Updated: July 3, 2016 12:57:59 pm
Kynan Chenai was in London a few years ago. But not ‘there’ for the Olympics. Not ‘there’ when the five giant Olympic rings were suspended from the Tower Bridge or when the interlocked circles, mounted on a barge, passed under it to ring in the biggest sporting spectacle. Which was odd.
Kynan was studying at a university there and the young shooter says he felt trapped on the campus, far away from his life’s target — the Olympics. He was miserable.
“When I was young and just starting to shoot, I would see Olympic rings somewhere and I would tell myself that I would work to be there one day. I would watch the Games on TV every four years and would be dying to be there,” he says.
Father Darius, who incidentally won the National Shooting Championship held last December in Jaipur, would finally take the call. Pulling his son out of university, he brought the drooping shoulders back to India and urged him to re-start shooting full-time. “This time I’ll be at the Olympics. It’s happening. So I’m very happy,” Kynan says.
The 25-year-old had an eventful qualification. He won the quota in January after missing the first two World Cups of the season and watching his dad win the nationals ahead of him — he says he got ribbed for it. The quota place wasn’t enough as he lagged in the national selection trials — a longer process that rewards consistency. But lagged only just. So when a quota swap came up, the youngster regained his berth.
Kynan had a good outing at the World Cup in Baku, Azerbaijan — narrowly missing out on medals after qualifying for the finals — assuring him that his five hours a day on the range and three hours in the gym were doing him good.
Kynan says the enormity of representing India at the Games is yet to sink in. “I think it will hit me only after the Games, because you can only be an Olympian after you have gone and participated,” he says.
He might be a first-timer but he’s determined not to be too star-struck — unless he runs into “Roger or Djokovic” in the Games Village.
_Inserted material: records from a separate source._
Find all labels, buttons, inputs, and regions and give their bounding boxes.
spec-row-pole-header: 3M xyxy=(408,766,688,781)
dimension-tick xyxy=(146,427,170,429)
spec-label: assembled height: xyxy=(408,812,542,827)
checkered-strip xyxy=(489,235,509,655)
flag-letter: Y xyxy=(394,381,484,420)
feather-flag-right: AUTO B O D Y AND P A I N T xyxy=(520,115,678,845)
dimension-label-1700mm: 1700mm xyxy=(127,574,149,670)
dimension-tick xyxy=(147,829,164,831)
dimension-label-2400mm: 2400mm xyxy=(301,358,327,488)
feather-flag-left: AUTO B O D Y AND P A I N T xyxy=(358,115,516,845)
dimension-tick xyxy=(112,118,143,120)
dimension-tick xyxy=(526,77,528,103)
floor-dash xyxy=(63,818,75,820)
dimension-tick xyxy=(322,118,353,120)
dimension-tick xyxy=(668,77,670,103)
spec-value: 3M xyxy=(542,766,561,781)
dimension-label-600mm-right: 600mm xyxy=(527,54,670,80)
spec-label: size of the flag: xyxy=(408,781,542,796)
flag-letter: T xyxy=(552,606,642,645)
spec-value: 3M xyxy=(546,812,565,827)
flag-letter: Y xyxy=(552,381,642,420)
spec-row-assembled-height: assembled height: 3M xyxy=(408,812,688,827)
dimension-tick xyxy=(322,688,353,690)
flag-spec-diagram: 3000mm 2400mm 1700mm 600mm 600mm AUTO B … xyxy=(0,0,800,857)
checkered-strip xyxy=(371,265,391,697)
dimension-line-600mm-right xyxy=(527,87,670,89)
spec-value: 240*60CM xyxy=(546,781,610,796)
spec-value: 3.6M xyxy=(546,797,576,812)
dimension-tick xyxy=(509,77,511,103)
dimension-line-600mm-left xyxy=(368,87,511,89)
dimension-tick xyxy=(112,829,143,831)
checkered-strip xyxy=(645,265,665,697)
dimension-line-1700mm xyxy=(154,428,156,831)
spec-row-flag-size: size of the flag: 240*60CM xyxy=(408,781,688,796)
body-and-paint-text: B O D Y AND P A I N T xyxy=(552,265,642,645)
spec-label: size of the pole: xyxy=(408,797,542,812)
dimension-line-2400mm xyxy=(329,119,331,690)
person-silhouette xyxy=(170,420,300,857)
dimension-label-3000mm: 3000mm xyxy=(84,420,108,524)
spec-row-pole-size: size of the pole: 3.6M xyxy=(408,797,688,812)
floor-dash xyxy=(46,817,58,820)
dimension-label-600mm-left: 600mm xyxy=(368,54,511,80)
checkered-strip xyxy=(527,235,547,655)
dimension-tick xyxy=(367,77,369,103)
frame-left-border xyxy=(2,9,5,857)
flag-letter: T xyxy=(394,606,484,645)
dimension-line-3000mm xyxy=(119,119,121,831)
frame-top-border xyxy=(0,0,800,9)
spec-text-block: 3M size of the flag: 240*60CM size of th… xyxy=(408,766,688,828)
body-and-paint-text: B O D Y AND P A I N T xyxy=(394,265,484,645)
Getting into the Olympics was his dream but he doesn’t want the Olympics to get to him. “I forget everything when it’s just me and the target. In my opinion, training is the hard part, competition is the fun stuff,” he says.
Shooters carry a lot of baggage into Olympics — the literal luggage of the shotgun and equipment, that is. So Kynan Chenai wants to travel light otherwise. “Pair of sun glasses, flip flops and some mosquito repellent, that’s it.” And a crystallised fulfilled dream.